The NIH is also encouraging genomic data sharing through ClinVar and ClinGen. ClinVar is a freely available archive of genotype and phenotype relationships the NIH publicly launched three years ago, and the NIH wants to see ClinGen become the main resource for defining the clinical relevance of genetic variants used to deliver precision care.

These efforts are aligning with GA4GH, too. Heidi Rehm, who is leading one of three groups involved in ClinGen, said that ClinGen sought input from GA4GH’s regulatory and ethics workgroup in creating a common consent form that labs and clinicians can use for patient data sharing. Moreover, much of the curated data in the BRCA Exchange website within GA4GH’s BRCA Challenge is drawn from ClinVar, and ClinGen investigators are also involved.

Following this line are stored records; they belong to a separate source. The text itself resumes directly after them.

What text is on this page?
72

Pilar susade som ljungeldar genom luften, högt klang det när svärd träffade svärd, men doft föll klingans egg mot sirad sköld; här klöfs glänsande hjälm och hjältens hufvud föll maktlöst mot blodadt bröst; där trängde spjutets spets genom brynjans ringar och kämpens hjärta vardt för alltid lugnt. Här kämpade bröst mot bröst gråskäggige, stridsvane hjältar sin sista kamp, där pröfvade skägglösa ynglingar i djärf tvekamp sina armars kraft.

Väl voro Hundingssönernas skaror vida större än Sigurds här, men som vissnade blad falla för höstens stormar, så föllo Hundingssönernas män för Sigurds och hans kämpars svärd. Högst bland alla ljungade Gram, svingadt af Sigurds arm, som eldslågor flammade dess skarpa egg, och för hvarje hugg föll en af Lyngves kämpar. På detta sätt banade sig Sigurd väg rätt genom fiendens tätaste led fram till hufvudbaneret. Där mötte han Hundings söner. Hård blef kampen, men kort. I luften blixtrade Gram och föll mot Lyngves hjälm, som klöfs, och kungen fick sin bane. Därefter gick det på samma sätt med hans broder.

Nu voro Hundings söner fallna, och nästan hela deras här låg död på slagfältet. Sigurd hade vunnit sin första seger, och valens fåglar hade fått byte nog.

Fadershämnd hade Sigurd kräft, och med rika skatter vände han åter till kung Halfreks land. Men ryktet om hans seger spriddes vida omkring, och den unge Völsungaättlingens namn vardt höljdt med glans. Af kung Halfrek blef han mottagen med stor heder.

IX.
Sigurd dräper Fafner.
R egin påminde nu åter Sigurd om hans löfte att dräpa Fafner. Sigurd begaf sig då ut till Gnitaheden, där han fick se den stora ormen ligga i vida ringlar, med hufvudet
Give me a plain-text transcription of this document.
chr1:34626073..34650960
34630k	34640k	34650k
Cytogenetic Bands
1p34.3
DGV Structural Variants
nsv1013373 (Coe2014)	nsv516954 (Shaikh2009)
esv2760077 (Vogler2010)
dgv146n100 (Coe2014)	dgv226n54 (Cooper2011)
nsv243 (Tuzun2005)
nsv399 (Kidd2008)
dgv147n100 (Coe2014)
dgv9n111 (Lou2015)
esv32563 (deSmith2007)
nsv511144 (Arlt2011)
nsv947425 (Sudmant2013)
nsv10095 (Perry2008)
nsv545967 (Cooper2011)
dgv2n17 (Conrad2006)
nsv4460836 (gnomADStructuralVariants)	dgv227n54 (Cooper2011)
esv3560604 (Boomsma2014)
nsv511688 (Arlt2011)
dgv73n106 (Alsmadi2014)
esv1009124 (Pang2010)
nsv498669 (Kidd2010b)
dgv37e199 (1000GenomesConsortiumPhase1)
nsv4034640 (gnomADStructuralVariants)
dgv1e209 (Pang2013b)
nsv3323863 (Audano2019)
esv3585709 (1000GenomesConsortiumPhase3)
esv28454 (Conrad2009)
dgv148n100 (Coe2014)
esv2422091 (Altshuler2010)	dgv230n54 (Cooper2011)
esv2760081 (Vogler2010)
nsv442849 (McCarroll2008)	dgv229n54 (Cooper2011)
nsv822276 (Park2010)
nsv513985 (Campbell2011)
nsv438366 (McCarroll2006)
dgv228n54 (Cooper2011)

However, these growing demands to share genomic data have resource implications for contributing institutions and labs, and in the Science article, the GA4GH recognizes this may be a disincentive for participating in such activities. The resources needed to share data with ClinVar, for example, vary based on how data at a lab are structured and how much data the lab is depositing. “My data is very well structured to fit ClinVar’s system, so it makes it easier for me,” said Rehm, who directs the Laboratory for Molecular Medicine at Partners Healthcare Personalized Medicine. “Other labs have their data embedded in patient records and that can make it more challenging.”

A ClinVar survey of eight labs responsible for more than 72,000 variant submissions showed 50 hours of work for one lab that submitted more than 16,000 variants. But the task is getting easier, the survey also suggested, since 80 percent of staff hours spent on depositing data were in dealing with 5 percent of challenging variants.

Likely because of these economic, legal, and technical barriers to genomic data sharing, there are plenty of groups in the US and globally not doing it, despite the push to encourage such activity. GA4GH efforts, such as the Beacon Project, are testing people’s willingness to “play ball” on a smaller scale, Varmus said, and there are encouraging signs that many around the world are.

“The [GA4GH’s] goals are in a sense apple pie. No one is going to say it is a bad idea to share data or it’s a bad idea to participate in a group effort,” he said. “But a lot of what happens is going to be reflective of a lot of people’s true attitude toward sharing. I think we’ll have to see as the new tools being generated get out into greater use whether people at organizations are really committed to the goals of the alliance.”